Let’s assume the 2008 Great Recession right up to the “Flash Crash” of May 2010 in which the Dow Jones dropped 600 points in five minutes for no reason that has been accepted initiated a skeptical attitude, which extended to a market-values approach to education. What would education mean then?
Such skepticism would summon immediately its own minion – critical thinking, the bedrock of that being critical reading. One reads not only to understand, but to relate what one is reading to a wider cultural context. Following Jefferson’s notion that our democracy depended upon an educated populace, we would now place political literacy in a prominent educational position. Such literacy would pre-empt any satisfaction with, say, the Tea Party’s reading of the Constitution, the Federalist Papers and the continued history of states’ rights and Federal authority. Because understanding depends upon both an historical frame and a comparative frame, historical literacy and global literacy, which includes geographical literacy, become part of our skeptic’s education. What is left out in the present or poorly understood or a mere repetition of what has failed in the past can only be discovered through a knowledge of history.
The arts, music and literature are reintroduced in importance because we can only see through and go beyond the limitations of any value and meaning regime, whether market-based or socialist or religious or pragmatic, and so on, via the imagination. “What is real today was once only imagined,” in the words of William Blake.

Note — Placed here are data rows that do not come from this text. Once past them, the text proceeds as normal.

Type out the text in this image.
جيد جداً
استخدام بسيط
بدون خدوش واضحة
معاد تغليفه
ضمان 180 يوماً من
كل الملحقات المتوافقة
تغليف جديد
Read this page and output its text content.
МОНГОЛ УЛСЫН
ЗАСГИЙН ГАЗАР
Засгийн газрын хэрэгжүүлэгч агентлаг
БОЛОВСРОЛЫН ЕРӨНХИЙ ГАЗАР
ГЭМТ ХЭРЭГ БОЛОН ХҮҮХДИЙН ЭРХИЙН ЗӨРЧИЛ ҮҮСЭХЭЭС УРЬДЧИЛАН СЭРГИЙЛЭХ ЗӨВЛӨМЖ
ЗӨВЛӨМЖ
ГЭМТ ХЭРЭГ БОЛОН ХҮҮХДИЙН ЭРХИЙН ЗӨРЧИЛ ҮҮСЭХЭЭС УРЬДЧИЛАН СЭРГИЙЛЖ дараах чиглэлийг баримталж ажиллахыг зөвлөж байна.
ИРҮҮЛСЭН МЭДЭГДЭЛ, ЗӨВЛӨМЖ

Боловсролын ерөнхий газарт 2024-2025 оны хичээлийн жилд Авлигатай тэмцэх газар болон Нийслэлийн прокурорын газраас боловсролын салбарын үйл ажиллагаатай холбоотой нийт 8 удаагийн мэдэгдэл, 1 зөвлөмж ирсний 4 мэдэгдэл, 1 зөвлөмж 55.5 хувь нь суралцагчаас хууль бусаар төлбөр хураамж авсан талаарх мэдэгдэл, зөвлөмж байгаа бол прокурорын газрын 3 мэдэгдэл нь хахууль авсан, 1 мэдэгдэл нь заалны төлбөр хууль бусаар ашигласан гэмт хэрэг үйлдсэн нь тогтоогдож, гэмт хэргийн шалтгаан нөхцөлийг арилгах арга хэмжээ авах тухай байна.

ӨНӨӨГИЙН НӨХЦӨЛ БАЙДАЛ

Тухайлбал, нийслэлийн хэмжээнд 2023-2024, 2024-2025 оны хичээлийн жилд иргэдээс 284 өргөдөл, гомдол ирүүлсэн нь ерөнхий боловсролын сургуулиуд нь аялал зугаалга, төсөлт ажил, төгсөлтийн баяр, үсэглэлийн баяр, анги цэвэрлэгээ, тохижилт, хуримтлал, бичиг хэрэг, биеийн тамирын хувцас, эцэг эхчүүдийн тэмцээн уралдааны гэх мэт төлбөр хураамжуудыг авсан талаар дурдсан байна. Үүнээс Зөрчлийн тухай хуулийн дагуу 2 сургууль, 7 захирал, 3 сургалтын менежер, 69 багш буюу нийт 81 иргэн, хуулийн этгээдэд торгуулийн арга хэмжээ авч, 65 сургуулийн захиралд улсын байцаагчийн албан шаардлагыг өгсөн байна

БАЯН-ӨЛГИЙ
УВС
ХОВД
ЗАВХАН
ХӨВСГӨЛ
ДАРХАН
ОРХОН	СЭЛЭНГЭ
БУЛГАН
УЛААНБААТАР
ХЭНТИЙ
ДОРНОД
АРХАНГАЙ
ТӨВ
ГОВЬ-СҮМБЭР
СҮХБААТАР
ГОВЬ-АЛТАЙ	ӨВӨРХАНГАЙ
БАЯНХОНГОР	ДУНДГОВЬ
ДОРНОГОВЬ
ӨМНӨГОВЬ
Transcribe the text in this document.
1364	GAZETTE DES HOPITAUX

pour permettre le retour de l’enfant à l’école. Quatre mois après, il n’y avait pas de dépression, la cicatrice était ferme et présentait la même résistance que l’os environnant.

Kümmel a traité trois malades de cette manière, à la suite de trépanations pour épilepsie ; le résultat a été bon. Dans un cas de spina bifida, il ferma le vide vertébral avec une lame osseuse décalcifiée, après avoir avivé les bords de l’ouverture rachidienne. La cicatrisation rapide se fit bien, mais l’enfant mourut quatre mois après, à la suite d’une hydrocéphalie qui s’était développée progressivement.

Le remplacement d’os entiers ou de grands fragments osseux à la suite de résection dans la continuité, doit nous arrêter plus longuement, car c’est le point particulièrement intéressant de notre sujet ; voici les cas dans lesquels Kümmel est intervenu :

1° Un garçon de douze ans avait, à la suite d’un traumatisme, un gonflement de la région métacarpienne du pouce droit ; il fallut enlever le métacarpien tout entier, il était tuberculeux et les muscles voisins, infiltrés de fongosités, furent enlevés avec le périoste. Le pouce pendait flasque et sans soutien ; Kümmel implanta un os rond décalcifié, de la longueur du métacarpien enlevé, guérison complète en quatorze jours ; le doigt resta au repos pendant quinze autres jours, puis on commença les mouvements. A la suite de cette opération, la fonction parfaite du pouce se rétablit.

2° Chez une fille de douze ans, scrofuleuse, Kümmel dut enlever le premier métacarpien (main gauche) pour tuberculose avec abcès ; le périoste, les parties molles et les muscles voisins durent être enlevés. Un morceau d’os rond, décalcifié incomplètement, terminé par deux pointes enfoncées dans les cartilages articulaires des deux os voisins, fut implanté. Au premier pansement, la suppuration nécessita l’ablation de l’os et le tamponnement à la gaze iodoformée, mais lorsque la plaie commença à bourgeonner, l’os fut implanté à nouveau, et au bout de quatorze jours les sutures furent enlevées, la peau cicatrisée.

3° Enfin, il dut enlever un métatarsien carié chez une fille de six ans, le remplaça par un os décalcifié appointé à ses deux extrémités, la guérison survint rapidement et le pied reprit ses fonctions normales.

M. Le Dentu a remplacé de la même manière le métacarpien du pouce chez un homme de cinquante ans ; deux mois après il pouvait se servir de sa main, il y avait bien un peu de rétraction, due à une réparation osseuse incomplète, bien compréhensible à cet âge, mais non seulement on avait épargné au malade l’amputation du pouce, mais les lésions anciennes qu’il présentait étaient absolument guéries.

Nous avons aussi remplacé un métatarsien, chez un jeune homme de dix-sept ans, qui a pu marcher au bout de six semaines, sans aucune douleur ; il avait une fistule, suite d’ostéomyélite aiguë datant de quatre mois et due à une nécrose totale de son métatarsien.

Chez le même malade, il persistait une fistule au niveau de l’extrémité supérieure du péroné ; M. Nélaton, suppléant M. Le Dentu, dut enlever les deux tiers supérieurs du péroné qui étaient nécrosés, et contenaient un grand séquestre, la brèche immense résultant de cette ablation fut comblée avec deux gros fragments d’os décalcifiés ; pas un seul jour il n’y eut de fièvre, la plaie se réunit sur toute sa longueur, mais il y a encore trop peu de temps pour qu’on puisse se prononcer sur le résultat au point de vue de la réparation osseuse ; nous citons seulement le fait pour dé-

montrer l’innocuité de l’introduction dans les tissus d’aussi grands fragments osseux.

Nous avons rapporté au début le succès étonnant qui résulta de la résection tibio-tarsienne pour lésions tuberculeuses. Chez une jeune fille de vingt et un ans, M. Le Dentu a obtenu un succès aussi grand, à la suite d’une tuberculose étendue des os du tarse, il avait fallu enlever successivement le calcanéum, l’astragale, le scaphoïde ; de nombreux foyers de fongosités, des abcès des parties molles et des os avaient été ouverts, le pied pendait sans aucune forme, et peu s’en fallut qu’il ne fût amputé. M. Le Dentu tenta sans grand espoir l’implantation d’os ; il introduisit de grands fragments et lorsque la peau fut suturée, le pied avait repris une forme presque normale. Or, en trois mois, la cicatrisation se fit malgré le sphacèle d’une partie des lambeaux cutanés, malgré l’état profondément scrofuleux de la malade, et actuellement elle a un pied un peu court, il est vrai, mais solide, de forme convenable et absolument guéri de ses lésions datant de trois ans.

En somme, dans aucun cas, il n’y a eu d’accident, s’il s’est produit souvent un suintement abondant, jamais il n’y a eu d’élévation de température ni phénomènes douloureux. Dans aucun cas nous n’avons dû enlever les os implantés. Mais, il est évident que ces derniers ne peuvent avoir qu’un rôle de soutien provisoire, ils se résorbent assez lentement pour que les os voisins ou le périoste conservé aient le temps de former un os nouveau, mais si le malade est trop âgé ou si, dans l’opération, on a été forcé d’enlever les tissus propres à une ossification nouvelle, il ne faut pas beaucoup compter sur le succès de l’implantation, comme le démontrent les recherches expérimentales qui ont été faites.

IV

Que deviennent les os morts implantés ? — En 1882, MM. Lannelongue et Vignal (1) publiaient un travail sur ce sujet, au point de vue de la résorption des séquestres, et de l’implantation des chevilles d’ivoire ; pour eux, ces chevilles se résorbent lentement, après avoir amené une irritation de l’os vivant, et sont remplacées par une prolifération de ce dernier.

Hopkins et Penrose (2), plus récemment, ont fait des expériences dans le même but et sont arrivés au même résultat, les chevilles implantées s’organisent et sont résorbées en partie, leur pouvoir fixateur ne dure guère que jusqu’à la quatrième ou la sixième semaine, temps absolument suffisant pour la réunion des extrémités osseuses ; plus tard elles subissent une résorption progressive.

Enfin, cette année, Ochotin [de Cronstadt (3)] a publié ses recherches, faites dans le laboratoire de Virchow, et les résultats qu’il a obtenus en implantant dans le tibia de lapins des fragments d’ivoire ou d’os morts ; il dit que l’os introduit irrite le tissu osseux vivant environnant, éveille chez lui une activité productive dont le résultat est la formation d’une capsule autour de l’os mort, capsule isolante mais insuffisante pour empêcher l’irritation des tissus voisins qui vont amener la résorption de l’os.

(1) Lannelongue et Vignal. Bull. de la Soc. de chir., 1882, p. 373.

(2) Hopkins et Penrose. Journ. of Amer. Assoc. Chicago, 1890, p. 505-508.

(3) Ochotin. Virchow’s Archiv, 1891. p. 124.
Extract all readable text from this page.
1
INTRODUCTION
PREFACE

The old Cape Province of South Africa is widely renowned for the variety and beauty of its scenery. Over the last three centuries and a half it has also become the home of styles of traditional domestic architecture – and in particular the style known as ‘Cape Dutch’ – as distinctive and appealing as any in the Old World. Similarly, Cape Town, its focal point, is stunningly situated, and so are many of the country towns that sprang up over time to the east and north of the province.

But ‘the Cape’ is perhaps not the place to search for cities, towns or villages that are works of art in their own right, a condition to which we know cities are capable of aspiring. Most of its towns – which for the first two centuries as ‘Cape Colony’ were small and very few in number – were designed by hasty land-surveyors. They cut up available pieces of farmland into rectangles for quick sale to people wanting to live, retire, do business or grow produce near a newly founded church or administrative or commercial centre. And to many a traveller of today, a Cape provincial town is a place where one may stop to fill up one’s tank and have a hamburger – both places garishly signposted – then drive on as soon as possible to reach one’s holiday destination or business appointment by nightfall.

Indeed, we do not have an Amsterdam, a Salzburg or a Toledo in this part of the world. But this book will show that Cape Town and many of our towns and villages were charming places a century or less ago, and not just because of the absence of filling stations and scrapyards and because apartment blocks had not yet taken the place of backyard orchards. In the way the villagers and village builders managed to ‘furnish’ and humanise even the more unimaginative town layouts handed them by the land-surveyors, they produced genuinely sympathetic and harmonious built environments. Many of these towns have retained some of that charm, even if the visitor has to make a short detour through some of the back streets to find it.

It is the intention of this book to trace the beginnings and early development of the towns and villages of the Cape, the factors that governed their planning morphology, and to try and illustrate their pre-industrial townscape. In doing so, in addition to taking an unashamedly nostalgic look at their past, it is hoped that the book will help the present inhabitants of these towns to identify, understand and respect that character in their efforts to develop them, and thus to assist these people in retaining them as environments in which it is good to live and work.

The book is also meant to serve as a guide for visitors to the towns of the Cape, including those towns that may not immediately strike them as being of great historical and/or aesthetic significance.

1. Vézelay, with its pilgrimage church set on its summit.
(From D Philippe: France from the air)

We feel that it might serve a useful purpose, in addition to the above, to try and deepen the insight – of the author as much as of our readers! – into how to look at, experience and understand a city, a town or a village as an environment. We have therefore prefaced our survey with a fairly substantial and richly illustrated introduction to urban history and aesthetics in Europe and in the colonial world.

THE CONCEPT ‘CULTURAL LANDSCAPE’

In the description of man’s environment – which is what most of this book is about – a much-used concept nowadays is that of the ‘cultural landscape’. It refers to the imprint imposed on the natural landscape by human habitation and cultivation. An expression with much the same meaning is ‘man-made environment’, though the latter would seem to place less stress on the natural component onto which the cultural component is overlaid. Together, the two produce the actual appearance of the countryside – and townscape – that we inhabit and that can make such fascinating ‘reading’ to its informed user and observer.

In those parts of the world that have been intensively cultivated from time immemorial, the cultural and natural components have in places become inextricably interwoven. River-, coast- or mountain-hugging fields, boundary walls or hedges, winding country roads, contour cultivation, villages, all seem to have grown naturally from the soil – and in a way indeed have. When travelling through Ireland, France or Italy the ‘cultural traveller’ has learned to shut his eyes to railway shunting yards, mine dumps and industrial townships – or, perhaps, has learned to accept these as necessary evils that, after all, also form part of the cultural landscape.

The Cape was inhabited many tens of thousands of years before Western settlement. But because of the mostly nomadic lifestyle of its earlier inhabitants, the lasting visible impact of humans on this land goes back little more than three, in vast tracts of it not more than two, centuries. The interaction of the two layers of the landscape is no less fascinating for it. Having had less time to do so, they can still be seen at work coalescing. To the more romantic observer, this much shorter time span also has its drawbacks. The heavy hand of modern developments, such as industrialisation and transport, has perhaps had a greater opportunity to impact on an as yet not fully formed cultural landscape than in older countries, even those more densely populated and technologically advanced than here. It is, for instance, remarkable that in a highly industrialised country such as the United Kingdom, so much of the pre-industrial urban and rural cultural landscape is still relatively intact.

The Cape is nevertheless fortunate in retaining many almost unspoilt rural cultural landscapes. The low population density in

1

To this list I would add philosophical literacy, sufficient to question the limitations and constraints of “free to choose,” personal responsibility and the relationship between the individual and society, between private and public responsibilities and the relationship between reality and representation, truth and words, sentences and world.
Market values have little interest in history which is no more than yesterday’s stock returns, yesteryear’s horse race. History may also, as it does, harbor values and meanings that directly oppose the supremacy of market values. And needless to say, if we educated and graduated critical thinkers, supermarket cereal aisles would be smaller, Obama wouldn’t be called both a socialist and a fascist; we wouldn’t be holding Creative Design and Darwin as equally valid theories; we wouldn’t be driving SUVs in the face of global warming; we’d be taking measures to reduce global warming regardless of a loss in profits to shareholders; we wouldn’t be blaming unions for keeping salaries at 1973 levels; we wouldn’t be repeating Vietnam in Afghanistan right now; we would recognize the play of chance in everyone life and, therefore, adjust our notions of winners and losers accordingly; we wouldn’t follow Oprah in the belief that personal will puts checks in the mail; we would connect the illiteracy of the poor with our astounding wealth gap – we would, at the end of this long list, realize that we shouldn’t be waiting for Superman when we think about education.
We need to just look back and see what was meant by education before we went inside the big box of market values and collapsed our sense of a “good education” to the needs of our market regime.